As part of the International Congress of Mathematicians, UK-based theatre company Complicite will stage A Disappearing Number that looks at the collaboration between Srinivas Ramanujan and G. H. Hardy during their days at Cambridge. A play on mathematicians could have been puzzling. While working on the production, Simon McBurney remembers how the team was “enormously aided by the work of several mathematicians, among them, Marcus Du Sautoy (author of ‘Music of the Primes') and musicians, notably Nitin Sawhney (composer and an expert in Vedic Maths), Martin Rees (The Astronomer Royal) and many others.”

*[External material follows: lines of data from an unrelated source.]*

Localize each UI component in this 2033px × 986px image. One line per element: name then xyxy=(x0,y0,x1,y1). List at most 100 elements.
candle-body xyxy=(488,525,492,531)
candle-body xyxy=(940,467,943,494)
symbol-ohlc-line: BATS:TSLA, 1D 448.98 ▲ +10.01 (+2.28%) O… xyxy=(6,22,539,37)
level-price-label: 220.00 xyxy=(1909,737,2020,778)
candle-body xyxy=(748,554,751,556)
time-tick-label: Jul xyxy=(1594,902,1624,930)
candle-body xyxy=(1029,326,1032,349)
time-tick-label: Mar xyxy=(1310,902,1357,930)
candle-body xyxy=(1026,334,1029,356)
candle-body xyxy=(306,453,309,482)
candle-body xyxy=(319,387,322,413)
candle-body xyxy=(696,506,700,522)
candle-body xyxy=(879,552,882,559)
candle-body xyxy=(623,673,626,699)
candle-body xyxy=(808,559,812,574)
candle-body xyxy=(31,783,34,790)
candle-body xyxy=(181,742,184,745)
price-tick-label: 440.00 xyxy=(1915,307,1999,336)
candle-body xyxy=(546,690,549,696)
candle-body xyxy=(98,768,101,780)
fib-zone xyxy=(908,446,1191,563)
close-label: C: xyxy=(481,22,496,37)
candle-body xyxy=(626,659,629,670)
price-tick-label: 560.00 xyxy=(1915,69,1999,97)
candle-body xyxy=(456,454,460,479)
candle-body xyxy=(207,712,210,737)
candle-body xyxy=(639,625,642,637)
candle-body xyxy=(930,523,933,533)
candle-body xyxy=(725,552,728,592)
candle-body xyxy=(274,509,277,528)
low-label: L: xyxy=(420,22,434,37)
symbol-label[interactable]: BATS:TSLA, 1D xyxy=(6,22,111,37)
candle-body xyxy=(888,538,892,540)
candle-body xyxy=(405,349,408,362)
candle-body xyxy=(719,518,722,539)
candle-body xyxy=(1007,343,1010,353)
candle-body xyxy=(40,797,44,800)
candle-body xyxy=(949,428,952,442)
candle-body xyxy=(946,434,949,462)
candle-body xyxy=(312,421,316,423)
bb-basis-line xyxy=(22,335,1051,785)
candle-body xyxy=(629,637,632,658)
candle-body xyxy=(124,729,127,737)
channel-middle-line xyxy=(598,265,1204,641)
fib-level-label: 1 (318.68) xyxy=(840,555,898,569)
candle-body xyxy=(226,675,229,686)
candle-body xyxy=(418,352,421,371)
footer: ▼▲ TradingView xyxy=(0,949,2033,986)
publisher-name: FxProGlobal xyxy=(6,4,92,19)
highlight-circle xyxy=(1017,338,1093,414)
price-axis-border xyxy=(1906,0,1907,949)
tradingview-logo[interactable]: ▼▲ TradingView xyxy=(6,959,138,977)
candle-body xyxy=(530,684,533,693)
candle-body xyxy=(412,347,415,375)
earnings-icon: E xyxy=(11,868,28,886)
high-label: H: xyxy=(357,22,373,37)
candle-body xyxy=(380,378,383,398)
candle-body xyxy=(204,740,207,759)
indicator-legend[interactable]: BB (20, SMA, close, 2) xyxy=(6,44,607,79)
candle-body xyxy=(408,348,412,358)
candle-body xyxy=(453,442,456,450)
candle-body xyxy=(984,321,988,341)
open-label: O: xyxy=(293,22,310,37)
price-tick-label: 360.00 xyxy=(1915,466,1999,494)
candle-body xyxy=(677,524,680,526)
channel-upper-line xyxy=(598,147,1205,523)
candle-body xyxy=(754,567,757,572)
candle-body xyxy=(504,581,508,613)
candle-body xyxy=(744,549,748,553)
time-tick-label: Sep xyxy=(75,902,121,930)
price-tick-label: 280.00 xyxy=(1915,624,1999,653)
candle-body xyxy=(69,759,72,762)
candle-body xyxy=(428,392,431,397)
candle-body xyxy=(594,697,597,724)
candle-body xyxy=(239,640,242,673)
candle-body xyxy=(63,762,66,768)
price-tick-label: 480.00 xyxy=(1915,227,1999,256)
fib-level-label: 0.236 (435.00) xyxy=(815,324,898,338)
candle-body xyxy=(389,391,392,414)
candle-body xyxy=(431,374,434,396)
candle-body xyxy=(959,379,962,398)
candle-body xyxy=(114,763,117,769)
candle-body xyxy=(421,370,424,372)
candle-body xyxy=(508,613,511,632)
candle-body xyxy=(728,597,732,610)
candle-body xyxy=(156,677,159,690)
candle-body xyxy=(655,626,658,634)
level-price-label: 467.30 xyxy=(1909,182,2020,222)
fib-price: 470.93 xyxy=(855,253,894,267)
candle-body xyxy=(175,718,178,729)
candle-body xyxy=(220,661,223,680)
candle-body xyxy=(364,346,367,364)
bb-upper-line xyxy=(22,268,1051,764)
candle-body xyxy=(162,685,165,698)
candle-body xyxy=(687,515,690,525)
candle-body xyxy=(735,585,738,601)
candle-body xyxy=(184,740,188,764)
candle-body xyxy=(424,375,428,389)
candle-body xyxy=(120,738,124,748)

A part of the story travels in time to the then downtown Madras, and for this, Simon visited Chennai and travelled to Ramanujan's birth place Kumbakonam. He engages us with vivid details, “I arrived in the middle of the night at Chennai, and then drove down to Kumbakonam. I shall never forget that ride. Life and death accompanied us on that trip. We passed several funerals on the road down. And once we were there, we travelled to the banks of the Cauvery where Ramanujan passed much of his childhood and as night fell we arrived in Namakal, where we were the only visitors to the great temple, where reputedly Ramanujan received a vision from the goddess Namagiri that helped to bypass the Brahmin injunction against travel. I sat by the well in Ramanujan's house, and gazed at the gopuram of the temple. Some of the photographs and video footage I took are now present in the show.”
Expect the unexpected
Going by international reviews, there's never a dull moment in the play. McBurney cautions that the Hyderabad audience “should not expect to see a conventional Merchant Ivory reconstruction of the past with masses of period detail; should not expect a linear narrative and should not expect to understand absolutely everything.”
He adds that the stories, both contemporary and historical, are clear. “There are two stories of love and loss that intertwine.”
Before Hyderabad, the team performed in Mumbai where the audience reception ranged from stunned silences to prolonged applauses. He is touched by people who stayed back to discuss and offer feedback to the actors.
“There was a sensitivity, not only to the intellectual and mathematical themes and ideas in the play, but to the to the multiple stories detailing the experiences of the Indian Diaspora. These stories of exile, not only that of Ramunajan but also those detailing the modern day experience of migration, to the USA, Africa and the UK, seemed to unlock a profound emotional response. But most of all was an extraordinary appreciation of the interlocking of all these ideas. That the mathematical was inseparable from the emotional, the cerebral from the physical, the past from the present and the future,” he sums up.
(Watch the play on August 21 and 22; 7 p.m.; at the Global Peace Auditorium, Shanti Sarovar Campus, Gachibowli. Tickets are available at Odyssey, Jubilee Hills, bookmyshow.com and at the venue on the days of the play.)